Dies gilt besonders im fünften Jahr der russischen Annexion der ukrainischen Halbinsel, in dem auch das Wirtschaftsforum zum fünften Mal stattfindet. So hatte das Organisationskomitee auf die Teilnahme von Syriens Machthaber Baschar al-Assad gehofft. Zumindest hatte der Präsident bei einem Treffen mit Krim-Vertretern im November eine vage Zusage gemacht. Auch wenn er nicht kommt, werden die Teilnehmer aus Syrien in diesem Jahr neben Frankreich Ehrengäste sein.

Ehrengäste von der AfD

2018 wurden die Vertreter aus Österreich und Deutschland auf diese Weise geehrt. Dabei war die AfD nach eigenen Angaben mit vier Bundestagsabgeordneten, einem Abgeordneten aus dem Berliner Landesparlament und dem Vorsitzenden der Vereinigung der Russlanddeutschen in der AfD NRW vertreten. Alle Abgeordneten seien als Privatpersonen auf die Krim gekommen, hieß es.

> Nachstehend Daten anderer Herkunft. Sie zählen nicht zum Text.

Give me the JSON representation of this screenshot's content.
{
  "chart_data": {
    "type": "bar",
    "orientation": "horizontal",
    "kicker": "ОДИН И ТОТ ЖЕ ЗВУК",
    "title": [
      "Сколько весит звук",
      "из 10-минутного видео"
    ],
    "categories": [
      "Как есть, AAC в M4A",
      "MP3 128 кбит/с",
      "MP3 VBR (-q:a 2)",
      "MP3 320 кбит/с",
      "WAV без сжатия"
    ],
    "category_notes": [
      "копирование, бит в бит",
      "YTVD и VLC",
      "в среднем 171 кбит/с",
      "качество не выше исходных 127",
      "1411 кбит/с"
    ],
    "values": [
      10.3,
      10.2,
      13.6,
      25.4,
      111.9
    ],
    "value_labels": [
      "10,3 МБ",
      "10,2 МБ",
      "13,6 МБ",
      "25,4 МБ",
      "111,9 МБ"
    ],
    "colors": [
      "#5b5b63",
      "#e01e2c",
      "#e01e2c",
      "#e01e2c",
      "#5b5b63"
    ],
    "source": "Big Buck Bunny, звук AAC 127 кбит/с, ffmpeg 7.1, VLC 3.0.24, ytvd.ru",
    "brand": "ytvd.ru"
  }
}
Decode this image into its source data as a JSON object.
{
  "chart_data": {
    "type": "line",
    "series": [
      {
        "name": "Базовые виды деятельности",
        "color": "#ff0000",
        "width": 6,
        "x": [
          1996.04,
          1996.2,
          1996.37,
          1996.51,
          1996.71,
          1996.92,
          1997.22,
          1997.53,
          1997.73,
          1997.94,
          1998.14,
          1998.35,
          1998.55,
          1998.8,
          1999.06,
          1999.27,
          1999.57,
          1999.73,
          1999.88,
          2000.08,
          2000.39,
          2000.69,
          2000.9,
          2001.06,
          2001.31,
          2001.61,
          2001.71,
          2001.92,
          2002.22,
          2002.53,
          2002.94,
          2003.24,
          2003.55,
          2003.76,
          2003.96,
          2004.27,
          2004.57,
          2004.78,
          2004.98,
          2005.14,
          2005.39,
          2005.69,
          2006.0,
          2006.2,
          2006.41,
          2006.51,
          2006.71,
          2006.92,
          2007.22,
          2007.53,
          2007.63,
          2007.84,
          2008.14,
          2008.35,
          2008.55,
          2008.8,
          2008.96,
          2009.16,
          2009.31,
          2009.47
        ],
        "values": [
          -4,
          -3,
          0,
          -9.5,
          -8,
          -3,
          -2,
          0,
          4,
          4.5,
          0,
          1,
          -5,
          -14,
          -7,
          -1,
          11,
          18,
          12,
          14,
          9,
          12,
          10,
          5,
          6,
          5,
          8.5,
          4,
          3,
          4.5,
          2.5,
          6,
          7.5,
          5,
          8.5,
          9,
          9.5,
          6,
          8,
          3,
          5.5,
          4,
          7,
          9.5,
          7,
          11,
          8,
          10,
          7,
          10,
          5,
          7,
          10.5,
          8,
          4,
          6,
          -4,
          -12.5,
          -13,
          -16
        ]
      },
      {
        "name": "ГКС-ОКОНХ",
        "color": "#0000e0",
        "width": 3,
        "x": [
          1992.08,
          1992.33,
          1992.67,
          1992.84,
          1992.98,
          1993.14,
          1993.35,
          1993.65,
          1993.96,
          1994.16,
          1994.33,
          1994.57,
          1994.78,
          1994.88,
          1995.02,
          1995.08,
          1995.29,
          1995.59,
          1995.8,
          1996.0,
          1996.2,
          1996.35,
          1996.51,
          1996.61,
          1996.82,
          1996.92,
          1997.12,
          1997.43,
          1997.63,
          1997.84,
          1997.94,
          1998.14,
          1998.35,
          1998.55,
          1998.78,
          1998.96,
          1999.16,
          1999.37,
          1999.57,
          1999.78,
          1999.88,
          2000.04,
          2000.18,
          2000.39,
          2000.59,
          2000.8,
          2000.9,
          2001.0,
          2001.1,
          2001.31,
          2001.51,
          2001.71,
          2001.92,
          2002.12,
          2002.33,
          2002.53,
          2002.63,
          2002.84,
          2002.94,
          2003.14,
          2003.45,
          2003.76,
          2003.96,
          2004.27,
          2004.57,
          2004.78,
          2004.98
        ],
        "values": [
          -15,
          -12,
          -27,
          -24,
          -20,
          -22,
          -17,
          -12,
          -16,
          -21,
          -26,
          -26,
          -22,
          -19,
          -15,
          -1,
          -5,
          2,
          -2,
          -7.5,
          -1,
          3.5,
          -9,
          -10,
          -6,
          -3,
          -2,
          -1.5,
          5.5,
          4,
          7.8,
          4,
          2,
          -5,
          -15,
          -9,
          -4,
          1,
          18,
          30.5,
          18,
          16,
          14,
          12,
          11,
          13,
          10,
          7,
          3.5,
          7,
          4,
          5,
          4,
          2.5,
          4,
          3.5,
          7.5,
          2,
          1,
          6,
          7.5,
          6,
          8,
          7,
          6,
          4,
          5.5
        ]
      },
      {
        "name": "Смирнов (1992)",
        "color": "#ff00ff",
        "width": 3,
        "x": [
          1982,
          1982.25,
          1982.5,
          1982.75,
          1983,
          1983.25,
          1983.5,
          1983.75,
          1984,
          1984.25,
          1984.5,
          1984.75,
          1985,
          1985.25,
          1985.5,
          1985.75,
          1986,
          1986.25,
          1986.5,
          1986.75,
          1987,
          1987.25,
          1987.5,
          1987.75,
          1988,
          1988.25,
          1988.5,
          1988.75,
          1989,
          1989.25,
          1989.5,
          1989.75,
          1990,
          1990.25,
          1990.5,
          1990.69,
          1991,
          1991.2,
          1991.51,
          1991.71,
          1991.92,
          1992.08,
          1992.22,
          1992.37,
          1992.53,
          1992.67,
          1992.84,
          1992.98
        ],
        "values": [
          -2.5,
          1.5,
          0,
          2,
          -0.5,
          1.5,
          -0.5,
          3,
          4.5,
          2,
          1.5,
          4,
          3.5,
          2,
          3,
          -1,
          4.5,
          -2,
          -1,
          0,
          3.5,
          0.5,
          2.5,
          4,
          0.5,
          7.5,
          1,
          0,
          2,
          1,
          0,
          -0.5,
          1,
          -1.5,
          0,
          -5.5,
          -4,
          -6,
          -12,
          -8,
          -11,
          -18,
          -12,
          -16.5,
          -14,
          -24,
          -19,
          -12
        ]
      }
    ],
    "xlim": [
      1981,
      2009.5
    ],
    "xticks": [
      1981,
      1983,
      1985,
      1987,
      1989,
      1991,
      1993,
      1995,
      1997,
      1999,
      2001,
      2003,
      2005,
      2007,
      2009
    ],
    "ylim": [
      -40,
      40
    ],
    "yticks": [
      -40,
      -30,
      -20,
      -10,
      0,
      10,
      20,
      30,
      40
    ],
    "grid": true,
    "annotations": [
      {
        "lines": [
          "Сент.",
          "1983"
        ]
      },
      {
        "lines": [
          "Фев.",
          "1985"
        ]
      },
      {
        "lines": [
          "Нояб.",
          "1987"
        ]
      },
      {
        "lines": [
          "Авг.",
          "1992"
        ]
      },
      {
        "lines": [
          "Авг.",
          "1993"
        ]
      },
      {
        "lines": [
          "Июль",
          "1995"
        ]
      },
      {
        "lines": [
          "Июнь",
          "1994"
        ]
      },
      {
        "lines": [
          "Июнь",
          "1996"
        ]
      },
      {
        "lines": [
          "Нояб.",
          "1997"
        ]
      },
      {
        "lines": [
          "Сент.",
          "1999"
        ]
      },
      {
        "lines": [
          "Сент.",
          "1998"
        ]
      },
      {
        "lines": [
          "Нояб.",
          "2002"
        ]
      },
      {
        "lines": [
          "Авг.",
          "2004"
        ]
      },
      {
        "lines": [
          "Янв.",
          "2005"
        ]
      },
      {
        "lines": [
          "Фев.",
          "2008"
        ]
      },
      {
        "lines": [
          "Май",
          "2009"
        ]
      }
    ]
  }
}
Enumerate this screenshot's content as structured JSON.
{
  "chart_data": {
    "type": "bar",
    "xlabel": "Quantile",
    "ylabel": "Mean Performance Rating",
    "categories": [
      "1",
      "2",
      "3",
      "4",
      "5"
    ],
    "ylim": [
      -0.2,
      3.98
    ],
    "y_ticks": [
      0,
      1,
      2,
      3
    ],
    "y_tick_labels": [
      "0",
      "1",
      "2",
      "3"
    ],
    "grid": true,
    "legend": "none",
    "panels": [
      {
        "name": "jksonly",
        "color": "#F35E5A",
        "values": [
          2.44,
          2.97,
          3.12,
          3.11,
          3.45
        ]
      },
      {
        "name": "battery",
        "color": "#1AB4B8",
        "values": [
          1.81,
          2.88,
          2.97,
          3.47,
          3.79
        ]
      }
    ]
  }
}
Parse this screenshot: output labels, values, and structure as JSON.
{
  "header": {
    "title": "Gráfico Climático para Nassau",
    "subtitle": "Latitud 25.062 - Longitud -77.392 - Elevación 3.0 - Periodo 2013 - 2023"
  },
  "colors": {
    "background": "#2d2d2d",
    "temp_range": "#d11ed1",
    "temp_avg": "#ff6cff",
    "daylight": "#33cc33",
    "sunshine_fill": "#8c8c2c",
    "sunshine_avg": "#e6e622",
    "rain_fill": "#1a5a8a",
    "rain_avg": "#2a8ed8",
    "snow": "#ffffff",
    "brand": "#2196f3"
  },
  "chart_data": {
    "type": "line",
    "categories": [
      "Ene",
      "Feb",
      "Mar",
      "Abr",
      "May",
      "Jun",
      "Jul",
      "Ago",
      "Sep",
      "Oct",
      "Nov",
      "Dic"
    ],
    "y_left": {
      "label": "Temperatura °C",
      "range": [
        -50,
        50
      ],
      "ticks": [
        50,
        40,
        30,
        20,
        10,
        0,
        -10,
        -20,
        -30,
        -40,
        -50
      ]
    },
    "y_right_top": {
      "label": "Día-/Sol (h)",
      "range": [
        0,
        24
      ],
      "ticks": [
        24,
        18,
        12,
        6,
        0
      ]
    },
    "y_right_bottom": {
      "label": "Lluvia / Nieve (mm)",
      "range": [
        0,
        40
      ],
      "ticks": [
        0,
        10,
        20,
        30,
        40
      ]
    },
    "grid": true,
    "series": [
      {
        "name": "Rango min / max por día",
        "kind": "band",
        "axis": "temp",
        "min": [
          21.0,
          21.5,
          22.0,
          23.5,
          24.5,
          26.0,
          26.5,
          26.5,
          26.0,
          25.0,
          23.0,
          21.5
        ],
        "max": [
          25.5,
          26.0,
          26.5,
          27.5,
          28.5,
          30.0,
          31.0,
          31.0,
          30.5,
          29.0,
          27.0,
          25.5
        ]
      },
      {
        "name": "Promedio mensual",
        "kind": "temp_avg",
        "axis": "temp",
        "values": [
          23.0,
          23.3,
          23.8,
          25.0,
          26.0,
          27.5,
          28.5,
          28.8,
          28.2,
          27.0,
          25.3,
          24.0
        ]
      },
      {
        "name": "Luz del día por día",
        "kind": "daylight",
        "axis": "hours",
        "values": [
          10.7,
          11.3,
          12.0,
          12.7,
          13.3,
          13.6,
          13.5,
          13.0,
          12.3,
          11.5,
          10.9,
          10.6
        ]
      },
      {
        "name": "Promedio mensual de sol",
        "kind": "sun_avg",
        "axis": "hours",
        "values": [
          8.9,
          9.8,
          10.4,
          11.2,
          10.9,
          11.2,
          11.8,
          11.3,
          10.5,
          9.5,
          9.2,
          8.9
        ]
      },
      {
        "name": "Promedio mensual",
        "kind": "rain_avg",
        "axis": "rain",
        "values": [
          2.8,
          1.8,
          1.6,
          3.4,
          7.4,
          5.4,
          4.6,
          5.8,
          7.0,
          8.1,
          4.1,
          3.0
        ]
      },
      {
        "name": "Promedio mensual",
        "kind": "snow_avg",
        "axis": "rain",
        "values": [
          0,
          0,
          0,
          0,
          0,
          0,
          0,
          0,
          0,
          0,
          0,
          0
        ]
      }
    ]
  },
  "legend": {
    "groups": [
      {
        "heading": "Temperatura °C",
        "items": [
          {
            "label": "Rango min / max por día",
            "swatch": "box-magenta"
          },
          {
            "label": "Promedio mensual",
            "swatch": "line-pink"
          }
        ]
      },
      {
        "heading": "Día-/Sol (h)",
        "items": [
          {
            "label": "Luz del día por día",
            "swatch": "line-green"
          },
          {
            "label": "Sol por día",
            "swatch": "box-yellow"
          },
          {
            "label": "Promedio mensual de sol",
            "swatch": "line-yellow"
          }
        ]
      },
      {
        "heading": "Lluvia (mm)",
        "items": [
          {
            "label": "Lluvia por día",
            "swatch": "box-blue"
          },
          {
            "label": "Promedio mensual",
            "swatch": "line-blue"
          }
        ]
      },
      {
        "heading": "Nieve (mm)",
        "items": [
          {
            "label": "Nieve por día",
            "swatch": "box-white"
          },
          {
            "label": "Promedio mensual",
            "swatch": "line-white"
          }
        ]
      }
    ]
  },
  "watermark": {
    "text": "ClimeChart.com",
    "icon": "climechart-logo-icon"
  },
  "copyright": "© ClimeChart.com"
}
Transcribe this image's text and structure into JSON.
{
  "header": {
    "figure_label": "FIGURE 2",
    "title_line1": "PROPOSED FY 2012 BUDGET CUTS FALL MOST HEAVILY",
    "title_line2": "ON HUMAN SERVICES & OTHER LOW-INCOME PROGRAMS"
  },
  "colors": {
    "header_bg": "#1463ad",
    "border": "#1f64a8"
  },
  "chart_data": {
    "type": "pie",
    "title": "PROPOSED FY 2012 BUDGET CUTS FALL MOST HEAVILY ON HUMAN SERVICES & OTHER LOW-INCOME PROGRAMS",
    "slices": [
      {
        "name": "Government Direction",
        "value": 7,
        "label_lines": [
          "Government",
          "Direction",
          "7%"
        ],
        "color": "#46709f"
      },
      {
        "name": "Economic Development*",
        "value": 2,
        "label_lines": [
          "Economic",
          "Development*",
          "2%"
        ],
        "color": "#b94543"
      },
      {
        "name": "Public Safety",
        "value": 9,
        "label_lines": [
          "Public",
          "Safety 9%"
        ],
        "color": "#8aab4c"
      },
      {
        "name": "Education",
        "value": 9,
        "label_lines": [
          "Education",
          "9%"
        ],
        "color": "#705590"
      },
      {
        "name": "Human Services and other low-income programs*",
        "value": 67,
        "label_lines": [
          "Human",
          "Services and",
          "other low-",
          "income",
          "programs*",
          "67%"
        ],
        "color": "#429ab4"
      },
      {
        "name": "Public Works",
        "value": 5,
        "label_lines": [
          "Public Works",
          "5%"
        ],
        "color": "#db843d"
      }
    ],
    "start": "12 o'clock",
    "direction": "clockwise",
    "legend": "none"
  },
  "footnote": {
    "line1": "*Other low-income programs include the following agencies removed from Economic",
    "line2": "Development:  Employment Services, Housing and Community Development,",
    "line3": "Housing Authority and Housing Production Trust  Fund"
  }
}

Der Bundestagsabgeordnete Markus Frohnmaier hatte demnach "als Ehrengast bei der Eröffnung des Forums eine kurze Rede gehalten". Auf der Homepage des Jalta-Forums findet sich Frohnmaier sogar als Mitglied des Organisationskomitees - und zwar nicht als Privatperson, sondern als "Deputy of the Bundestag". Doch AfD-Fraktionssprecher Christian Lüth betont, dass sich Frohnmaier angeblich dagegen wehre, Mitglied dieses Gremiums zu sein.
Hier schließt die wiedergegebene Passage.